Giving South Zeast an exclusive ninety-day option to buy our lands will "stabilize the negotiating environment", to quote Kitty, so it's a logical move. However, given that nobody else is actively competing to buy (something that Kitty probably knows for a fact or at least suspects) we can't expect to receive big money for this.
That said, I have to acknowledge (privately) that I don't know the standard market rate for such an option. Or even if there is such a rate. Is a million zen reasonable? I really haven't a clue. Although I've done my best to bone up on real estate law, I have to admit that I'm out of my depth when it comes to the nitty gritty of negotiating. Get in a consultant? That would be an option, and I've thought about it, but those guys are way too expensive.
"Well, Ken," says Po, "it's nice to have one of you land-owning aristocrats in charge of things. Nice to have a confident guy at the top. Now, since you're here, how about having a drink with us? You can do some making up for your brother, who's too good to drink with us these days."
"Sure, I'll have a beer," I say, though I don't want to, and I know that one beer will inevitably lead to three or four (at least, it will if I choose to satisfy the social pressure on me to be convivial) and I will have a hangover tomorrow.
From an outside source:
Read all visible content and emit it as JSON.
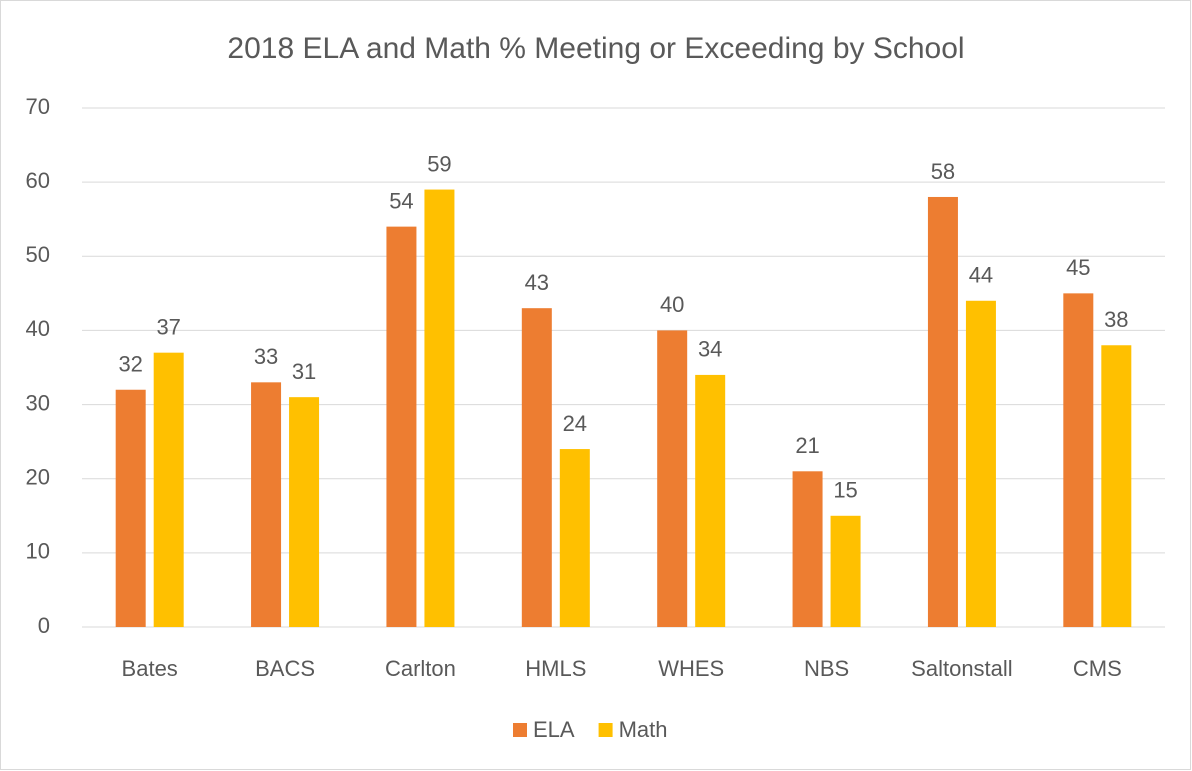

And tomorrow I'll be meeting Kitty, face to face. She'll actually be here in our own fair city of Yendo, having flown in from Merlercia and I'm scheduled to dine with her at 11:45 in the Volcano Room restaurant at the Bralstab Morkobos railway hotel. She'll be making the transition from an e-mail signature and a voice on the phone to a flesh and blood woman.
Not a situation for which I want to be hungover. But that's too bad. I've got to massage the family situation here, because if these tensions get out of control they could derail the entire deal. I have visions of Po and Molo, for example, turning up drunk and insolent at the Volcano Room, and of Kitty getting on the next plane out of the country.
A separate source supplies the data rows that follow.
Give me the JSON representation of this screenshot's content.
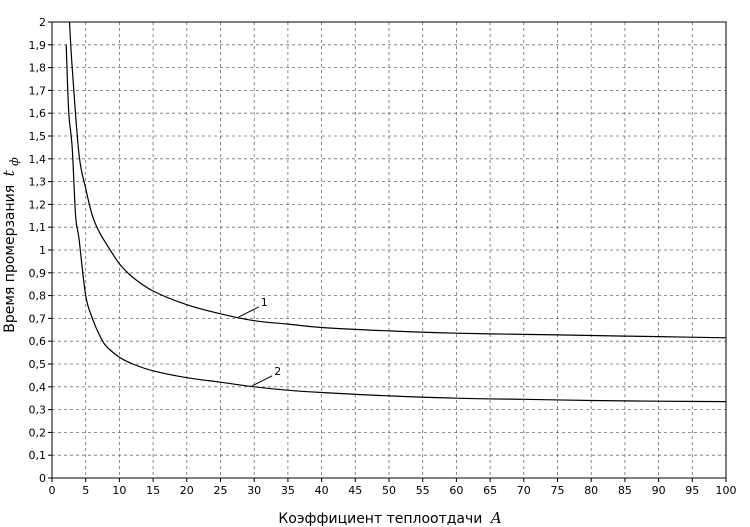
{
  "chart_data": {
    "type": "line",
    "xlabel": "Коэффициент теплоотдачи",
    "xlabel_var": "A",
    "ylabel": "Время промерзания",
    "ylabel_var": "t",
    "ylabel_sub": "ф",
    "xlim": [
      0,
      100
    ],
    "ylim": [
      0,
      2
    ],
    "grid": true,
    "xticks": [
      0,
      5,
      10,
      15,
      20,
      25,
      30,
      35,
      40,
      45,
      50,
      55,
      60,
      65,
      70,
      75,
      80,
      85,
      90,
      95,
      100
    ],
    "yticks": [
      "0",
      "0,1",
      "0,2",
      "0,3",
      "0,4",
      "0,5",
      "0,6",
      "0,7",
      "0,8",
      "0,9",
      "1",
      "1,1",
      "1,2",
      "1,3",
      "1,4",
      "1,5",
      "1,6",
      "1,7",
      "1,8",
      "1,9",
      "2"
    ],
    "series": [
      {
        "name": "1",
        "x": [
          2.6,
          3,
          4,
          5,
          6,
          7,
          8,
          10,
          12,
          15,
          20,
          25,
          30,
          35,
          40,
          50,
          60,
          70,
          80,
          90,
          100
        ],
        "y": [
          2.0,
          1.8,
          1.42,
          1.27,
          1.15,
          1.08,
          1.03,
          0.94,
          0.88,
          0.82,
          0.76,
          0.72,
          0.69,
          0.675,
          0.66,
          0.645,
          0.635,
          0.63,
          0.625,
          0.62,
          0.615
        ]
      },
      {
        "name": "2",
        "x": [
          2.1,
          2.5,
          3,
          3.5,
          4,
          5,
          6,
          7,
          8,
          10,
          12,
          15,
          20,
          25,
          30,
          35,
          40,
          50,
          60,
          70,
          80,
          90,
          100
        ],
        "y": [
          1.9,
          1.6,
          1.45,
          1.15,
          1.05,
          0.8,
          0.7,
          0.63,
          0.58,
          0.53,
          0.5,
          0.47,
          0.44,
          0.42,
          0.4,
          0.385,
          0.375,
          0.36,
          0.35,
          0.345,
          0.34,
          0.337,
          0.335
        ]
      }
    ],
    "annotations": [
      {
        "text": "1",
        "series": 0,
        "at_x": 28
      },
      {
        "text": "2",
        "series": 1,
        "at_x": 30
      }
    ]
  }
}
So I drink with the guys, and, as I slowly become drunk, somehow I metamorphose from stale stuffy Ken the suit, the judgmental outsider, to the Udamana family's favorite son, good old Ken who still has all the time in the world for us, though these days his brother Atakana seems to think that his cousins stink.
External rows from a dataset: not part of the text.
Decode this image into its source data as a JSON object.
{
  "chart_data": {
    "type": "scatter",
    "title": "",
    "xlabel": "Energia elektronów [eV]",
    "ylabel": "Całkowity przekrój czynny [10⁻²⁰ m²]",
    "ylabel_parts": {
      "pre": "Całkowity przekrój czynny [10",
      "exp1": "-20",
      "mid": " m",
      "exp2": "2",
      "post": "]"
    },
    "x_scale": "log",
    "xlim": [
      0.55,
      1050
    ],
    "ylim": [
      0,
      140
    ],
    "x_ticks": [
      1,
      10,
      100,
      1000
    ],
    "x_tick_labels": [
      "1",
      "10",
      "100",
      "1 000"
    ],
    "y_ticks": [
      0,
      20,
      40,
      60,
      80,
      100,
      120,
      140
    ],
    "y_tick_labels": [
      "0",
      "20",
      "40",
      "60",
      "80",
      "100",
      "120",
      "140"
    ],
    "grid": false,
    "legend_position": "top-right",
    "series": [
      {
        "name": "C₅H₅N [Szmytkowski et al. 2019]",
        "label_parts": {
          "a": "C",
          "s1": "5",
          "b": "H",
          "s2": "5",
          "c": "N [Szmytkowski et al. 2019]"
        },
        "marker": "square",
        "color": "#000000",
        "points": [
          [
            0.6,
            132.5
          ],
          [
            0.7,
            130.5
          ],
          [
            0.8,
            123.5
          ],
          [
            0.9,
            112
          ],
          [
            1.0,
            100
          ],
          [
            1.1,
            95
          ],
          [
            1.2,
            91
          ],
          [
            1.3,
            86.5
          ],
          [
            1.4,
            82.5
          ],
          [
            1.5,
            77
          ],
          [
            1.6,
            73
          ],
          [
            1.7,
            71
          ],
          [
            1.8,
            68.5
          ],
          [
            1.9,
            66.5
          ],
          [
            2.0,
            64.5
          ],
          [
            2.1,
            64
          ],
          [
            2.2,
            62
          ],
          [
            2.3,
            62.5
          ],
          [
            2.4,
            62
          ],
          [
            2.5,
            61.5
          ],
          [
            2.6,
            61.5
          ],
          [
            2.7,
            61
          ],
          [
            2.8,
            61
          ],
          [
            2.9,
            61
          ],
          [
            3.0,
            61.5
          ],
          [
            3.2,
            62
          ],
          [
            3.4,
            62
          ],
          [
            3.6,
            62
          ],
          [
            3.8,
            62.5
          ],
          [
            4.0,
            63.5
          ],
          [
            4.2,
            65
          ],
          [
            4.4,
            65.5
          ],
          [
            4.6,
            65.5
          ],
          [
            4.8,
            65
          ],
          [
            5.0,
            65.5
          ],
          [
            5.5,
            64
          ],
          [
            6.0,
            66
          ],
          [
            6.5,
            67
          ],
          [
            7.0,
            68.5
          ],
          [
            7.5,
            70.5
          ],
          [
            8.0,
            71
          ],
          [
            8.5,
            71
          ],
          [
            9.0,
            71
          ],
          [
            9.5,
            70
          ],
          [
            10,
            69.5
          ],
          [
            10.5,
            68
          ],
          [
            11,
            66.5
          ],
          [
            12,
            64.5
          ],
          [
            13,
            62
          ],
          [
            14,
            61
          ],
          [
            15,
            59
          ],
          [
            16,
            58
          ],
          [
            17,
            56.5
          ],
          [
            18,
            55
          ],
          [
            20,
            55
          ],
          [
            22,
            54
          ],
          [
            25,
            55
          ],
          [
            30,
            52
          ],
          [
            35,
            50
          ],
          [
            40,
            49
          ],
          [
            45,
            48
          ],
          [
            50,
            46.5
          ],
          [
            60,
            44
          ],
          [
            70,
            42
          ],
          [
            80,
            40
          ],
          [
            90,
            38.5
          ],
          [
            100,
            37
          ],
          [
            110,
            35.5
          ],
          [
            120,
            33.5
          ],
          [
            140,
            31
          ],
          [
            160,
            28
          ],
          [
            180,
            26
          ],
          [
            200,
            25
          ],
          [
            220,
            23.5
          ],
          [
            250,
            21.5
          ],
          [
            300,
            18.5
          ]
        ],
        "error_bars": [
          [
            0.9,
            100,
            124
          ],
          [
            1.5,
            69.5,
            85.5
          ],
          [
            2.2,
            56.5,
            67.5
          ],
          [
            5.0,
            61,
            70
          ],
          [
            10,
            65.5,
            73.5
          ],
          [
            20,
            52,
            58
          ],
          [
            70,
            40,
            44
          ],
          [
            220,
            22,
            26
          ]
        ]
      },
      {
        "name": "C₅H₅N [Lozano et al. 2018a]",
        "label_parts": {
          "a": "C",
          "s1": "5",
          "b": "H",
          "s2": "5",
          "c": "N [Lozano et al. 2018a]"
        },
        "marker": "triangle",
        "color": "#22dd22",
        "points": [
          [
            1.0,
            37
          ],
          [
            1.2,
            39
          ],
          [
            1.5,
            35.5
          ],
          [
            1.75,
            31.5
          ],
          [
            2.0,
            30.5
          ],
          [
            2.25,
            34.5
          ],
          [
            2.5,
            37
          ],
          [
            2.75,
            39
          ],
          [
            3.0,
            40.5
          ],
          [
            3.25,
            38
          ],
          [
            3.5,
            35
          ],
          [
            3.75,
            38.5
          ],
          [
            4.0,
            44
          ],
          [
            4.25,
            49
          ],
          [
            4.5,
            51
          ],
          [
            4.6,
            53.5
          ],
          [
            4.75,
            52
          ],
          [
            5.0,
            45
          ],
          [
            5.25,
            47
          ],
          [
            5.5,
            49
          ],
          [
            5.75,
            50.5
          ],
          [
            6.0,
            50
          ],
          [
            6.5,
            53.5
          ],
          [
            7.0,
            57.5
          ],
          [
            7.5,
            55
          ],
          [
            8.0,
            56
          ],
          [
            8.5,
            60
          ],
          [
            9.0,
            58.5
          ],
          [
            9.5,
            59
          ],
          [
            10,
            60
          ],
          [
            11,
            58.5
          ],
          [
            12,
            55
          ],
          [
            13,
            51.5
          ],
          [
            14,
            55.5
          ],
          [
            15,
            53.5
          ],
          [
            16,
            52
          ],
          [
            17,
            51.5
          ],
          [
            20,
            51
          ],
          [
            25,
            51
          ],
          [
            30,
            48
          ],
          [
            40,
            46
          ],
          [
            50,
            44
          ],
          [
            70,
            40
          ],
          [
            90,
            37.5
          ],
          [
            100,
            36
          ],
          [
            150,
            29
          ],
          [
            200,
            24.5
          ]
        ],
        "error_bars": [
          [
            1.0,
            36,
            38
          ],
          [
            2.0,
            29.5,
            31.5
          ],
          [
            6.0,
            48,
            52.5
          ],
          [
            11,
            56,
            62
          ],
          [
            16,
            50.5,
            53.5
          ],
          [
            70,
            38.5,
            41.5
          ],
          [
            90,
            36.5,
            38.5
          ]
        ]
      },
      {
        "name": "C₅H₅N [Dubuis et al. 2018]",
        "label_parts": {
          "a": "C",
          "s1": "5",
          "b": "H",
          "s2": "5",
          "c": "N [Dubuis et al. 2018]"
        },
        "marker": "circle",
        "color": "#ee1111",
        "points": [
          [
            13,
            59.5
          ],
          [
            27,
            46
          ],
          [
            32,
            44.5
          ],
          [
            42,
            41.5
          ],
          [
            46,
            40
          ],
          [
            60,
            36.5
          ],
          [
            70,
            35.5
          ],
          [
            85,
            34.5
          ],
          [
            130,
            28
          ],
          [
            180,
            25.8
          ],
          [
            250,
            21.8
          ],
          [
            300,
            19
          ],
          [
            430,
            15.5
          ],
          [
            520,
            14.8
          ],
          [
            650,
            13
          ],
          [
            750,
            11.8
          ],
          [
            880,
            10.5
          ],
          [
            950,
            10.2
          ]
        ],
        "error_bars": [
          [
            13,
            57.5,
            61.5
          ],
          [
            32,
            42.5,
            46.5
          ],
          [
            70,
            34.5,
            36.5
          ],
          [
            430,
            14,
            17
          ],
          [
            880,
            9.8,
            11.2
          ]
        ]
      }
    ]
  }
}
Plainly, Atakana has caused offence by distancing himself from Po and Molo's world of sportive bingeing. But I don't say a word in Atakana's defense. It would be pointless. Po and Molo know how it is. Or should know. As Doctor Sogara has made it very clear, Atakana's next flirtation with alcoholic excess could be the one that kills him. And Po and Molo, these two bulldozers of boozy conviviality, would be exactly the people to encourage him to drink himself into a state of vomiting drunkenness.
They know how it is, but, somehow, their concept of "guys together", of "friends being friends" and all the rest of it, trumps their understanding of their cousin's troubles with ethyl alcohol. Maybe they even feel, at some unacknowledged level, that it would be better for Atakana to drink and die, to die as one of us, as a member of the group, than to live alone as an outsider.
"Another beer, Ken?" says Molo, generously.
"I don't mind if I do," I say, accepting graciously.
And smash the top off, leaving a circle of jagged glass to drink from, something that, back at the age of seventeen, I used to think was manly. That was during the two years that Grandfather Hondo was out of the country, serving as a Treaty Observations Monitor with the International Intervention Force in Malisvinistan. After Grandfather Hondo got back, I found I had some lessons to unlearn.
Still, "the sophisticated manager will adapt appropriately to the contextual social milieu", to quote one of my management training videos, and, right now, I'm in a glass-smashing milieu. And, judging from the reaction of my cousins, my adaptation is precisely right.